# What is the latest on the Group Extension Problem?

1. ### lugita15

Let K be a finite group and H be a finite simple group. (A simple group is a group with no normal subgroups other than {1} and itself, sort of like a prime number.) Then the group extension problem asks us to find all the extensions of K by H: that is, to find every finite group G such that there exists a normal subgroup K' of G isomorphic to K and the quotient group G/K' is isomorphic to H.

It's pretty easy to show that, starting with the trivial group {1}, it only takes a finite number of extensions by finite simple groups to get to literally ANY finite group. And since we recently finished classifying all the finite simple groups, if we solved the extension problem we will have classified all finite groups! Group theory would essentially be over.

So has the extension problem been completely solved yet? I'm assuming it hasn't, but you never know because it may just be that the references aren't up to date. Does anyone know what the state of research is right now?
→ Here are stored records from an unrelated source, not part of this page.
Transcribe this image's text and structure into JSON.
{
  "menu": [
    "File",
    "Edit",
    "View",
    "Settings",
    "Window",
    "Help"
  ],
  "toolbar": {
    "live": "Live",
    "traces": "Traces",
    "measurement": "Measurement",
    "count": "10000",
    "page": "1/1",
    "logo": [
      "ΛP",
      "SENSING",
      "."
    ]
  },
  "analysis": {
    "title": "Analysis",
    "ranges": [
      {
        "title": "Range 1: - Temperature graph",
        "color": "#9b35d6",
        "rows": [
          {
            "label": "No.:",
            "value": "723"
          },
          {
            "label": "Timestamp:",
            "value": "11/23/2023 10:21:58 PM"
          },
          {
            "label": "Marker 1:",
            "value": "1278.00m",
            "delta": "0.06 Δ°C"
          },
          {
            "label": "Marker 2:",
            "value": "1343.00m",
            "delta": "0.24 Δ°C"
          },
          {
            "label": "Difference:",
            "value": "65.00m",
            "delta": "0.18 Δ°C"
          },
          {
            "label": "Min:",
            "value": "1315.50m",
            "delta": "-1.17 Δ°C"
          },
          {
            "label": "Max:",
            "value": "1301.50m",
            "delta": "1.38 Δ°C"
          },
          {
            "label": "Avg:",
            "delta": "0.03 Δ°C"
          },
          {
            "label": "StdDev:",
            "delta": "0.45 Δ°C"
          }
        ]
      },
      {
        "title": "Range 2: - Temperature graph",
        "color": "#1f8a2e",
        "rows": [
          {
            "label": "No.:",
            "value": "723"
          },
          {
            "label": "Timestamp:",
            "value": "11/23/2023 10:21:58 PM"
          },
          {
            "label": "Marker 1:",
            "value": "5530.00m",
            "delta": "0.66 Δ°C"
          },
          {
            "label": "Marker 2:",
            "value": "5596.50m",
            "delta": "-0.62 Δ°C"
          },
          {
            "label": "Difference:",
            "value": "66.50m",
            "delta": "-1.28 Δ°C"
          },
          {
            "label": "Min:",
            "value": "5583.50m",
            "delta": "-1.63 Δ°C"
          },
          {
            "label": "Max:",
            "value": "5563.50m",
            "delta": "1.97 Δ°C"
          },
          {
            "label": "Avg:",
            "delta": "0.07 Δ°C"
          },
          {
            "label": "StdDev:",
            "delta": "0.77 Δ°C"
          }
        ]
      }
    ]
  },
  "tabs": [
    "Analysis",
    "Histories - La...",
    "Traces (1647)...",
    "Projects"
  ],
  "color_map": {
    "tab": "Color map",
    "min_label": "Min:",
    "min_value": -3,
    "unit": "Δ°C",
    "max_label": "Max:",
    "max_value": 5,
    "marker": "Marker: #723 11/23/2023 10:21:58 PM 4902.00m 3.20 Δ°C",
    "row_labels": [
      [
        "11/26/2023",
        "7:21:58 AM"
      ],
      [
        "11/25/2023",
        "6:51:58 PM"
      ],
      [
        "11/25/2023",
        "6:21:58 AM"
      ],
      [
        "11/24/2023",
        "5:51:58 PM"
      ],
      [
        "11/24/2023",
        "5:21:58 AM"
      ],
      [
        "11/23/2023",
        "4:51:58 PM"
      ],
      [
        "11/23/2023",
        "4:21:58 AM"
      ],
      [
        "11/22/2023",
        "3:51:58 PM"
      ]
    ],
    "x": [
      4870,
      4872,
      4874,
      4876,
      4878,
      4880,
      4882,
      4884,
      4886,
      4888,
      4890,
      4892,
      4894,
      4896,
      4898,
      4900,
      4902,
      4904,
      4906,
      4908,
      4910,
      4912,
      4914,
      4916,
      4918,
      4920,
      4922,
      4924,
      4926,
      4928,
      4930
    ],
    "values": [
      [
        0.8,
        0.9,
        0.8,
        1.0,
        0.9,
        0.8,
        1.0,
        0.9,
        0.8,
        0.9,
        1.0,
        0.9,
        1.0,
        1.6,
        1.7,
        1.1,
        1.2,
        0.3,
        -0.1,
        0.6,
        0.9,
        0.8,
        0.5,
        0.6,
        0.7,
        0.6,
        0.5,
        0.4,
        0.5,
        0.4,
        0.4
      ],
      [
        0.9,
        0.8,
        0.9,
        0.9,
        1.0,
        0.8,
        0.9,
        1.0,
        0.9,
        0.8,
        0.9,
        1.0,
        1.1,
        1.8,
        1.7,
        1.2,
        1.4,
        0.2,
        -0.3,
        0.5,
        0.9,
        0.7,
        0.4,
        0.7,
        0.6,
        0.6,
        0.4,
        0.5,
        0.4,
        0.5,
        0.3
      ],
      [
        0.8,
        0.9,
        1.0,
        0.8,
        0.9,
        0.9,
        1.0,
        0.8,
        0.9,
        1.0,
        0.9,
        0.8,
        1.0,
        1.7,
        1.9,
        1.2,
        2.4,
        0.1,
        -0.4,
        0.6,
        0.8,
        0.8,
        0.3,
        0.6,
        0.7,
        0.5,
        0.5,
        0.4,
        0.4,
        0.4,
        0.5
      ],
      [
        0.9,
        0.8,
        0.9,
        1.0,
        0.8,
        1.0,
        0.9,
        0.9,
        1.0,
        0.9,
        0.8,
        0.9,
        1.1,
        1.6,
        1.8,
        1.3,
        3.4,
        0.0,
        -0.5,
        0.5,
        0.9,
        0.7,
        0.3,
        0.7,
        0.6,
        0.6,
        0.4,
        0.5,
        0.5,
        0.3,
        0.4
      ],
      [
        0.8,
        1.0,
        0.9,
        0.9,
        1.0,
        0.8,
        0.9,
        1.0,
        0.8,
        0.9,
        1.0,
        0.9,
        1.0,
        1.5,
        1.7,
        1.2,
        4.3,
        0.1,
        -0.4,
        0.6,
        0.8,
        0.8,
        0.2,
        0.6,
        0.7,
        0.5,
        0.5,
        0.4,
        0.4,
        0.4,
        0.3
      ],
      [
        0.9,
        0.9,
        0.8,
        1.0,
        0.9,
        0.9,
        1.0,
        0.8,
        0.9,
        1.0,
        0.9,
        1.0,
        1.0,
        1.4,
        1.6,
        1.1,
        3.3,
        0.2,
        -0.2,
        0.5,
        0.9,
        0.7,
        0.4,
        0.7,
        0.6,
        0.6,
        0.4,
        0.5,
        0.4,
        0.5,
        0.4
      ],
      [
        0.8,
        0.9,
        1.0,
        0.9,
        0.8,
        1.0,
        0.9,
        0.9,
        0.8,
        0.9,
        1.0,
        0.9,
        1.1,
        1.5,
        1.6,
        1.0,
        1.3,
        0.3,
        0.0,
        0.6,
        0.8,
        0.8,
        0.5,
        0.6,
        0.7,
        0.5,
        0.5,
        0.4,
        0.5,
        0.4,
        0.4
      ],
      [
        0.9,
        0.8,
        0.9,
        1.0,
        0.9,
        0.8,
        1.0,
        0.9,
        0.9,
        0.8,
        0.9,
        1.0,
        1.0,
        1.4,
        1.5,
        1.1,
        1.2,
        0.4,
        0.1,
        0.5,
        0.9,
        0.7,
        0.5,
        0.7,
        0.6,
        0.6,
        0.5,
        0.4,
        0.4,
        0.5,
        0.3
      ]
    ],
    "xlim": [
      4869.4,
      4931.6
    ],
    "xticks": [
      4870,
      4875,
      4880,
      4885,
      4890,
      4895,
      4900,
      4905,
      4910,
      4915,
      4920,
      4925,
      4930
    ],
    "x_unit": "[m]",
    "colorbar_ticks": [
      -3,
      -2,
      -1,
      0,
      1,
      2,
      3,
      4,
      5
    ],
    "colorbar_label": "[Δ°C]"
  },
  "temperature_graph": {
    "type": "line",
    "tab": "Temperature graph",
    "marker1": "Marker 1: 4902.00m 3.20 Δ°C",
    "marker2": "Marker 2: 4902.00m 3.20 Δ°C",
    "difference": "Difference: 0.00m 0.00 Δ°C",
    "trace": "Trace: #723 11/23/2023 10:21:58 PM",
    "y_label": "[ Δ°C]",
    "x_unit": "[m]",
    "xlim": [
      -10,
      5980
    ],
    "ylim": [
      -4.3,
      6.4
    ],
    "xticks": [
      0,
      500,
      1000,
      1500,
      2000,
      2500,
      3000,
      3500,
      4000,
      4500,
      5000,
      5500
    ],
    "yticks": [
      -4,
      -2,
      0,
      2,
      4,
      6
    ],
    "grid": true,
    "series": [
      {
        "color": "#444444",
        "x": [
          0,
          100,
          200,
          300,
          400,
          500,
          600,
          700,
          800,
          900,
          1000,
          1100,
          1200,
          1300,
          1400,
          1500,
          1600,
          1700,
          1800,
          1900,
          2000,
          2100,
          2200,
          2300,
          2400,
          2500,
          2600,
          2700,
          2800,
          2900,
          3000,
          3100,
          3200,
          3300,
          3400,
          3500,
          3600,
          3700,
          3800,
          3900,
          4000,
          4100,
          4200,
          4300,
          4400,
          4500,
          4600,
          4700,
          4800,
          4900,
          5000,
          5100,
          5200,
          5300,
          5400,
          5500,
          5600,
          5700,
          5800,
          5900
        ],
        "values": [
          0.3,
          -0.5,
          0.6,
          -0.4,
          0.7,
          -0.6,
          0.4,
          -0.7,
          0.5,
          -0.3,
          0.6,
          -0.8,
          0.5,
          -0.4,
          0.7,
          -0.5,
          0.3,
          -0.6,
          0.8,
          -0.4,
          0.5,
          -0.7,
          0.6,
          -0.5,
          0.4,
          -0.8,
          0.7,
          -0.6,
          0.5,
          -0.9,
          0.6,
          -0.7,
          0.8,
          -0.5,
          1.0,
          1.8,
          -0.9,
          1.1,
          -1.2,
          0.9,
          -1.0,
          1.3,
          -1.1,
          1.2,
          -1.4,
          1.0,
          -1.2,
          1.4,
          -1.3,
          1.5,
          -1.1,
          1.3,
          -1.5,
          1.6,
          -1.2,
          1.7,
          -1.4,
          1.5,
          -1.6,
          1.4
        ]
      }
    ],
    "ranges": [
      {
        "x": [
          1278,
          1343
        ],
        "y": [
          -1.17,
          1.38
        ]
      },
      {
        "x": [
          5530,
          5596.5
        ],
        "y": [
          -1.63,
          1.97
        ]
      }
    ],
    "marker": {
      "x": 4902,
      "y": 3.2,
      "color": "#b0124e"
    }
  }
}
Also, this is probably a horribly naive question, but just like the extension problem has been completely solved for the case of finite abelian groups through the use of direct products, why doesn't the use of semidirect products solve the problem for all finite groups?

Any help would be greatly appreciated.

534
Semidirect products are easily classified. The problem is that many group extensions are not semidirect products; in fact, the extensions which are semidirect products are precisely the ones that split.

3. ### lugita15

So can you give me an example of a non-split extension?

534
Let G be the quaternion group Q8 = {±1, ±i, ±j, ±k}, and let Z be its centre {1, -1}. Then 1 → Z → G → G/Z → 1 doesn't split; that is, there is no homomorphism s: G/Z → G such that ps = idG/Z (where p: G → G/Z is the quotient map). To see this, note that G/Z is abelian, so if such an s existed then the image of s must be abelian, but s(p(i)) and s(p(j)) can't commute.

5. ### lugita15

Good one. OK, can you tell me the general conditions in which extensions are split or not split, or equivalently the conditions under which they are semidirect products or not?

And do you know anything about the current state of knowledge concerning the general extension problem?

6. ### Poopsilon

294
Doesn't the classification of all finite simple groups essentially classify all finite groups? But group theory wouldn't be over since we still have infinite groups to contend with..

534
Besides the definition of a split extension, I don't know of a general way to determine whether an extension splits or not, and as I'm not really an expert in this I don't really know what progress has been made towards the general extension problem. However, there is an interesting special case that is completely solved, namely that of classifying extensions by abelian groups:

When we have an extension 1 → A → E → G → 1 with A abelian, we get a homomorphism G → Aut(A) given by conjugation. (Precisely, if p: E → G is the given map, and we consider A to be contained in E, then an element g ∈ G gives an automorphism θg ∈ Aut(A) given by θg(a) = eae-1, where e ∈ E is any element such that p(e) = g. This is well-defined because A is abelian.) Since A is abelian, such a thing is said to give A the structure of a G-module. In fact, there's a theorem: given a G-module A, there is a natural bijection
{Isomorphism classes of extensions of G by A inducing the given G-module structure} ≈ H2(G, A),​
where H2(G, A) is the second cohomology group of G with coefficients in A. This latter thing is very susceptible to computation, so we get a computable, complete classification of extensions of G by A. Under this bijection, the split extension (the semidirect product A ⋊ G) corresponds to the 0 element of H2(G, A).

When the extension is a central extension (that is, A is contained in the centre of E), such as in the example with Q8 above, then the homomorphism G → Aut(A) is trivial (so A is called a trivial G-module), and the split extension is just the direct product A × G.

[Reference: Weibel, An Introduction to Homological Algebra, chapter 6.)

Obviously this doesn't solve the general problem (since A must be abelian), but it's at least a partial result.

No. The Jordan-Hölder theorem tells us that any finite group can be built using extensions out of finite simple groups. We have classified the finite simple groups, but we don't know all of the ways of putting them together (by extensions) in general. Thus, in some sense, the classification of finite groups is only half done.

Last edited: Mar 28, 2012
8. ### lugita15

Does anyone else know the current state of knowledge concerning the general case of the extension problem?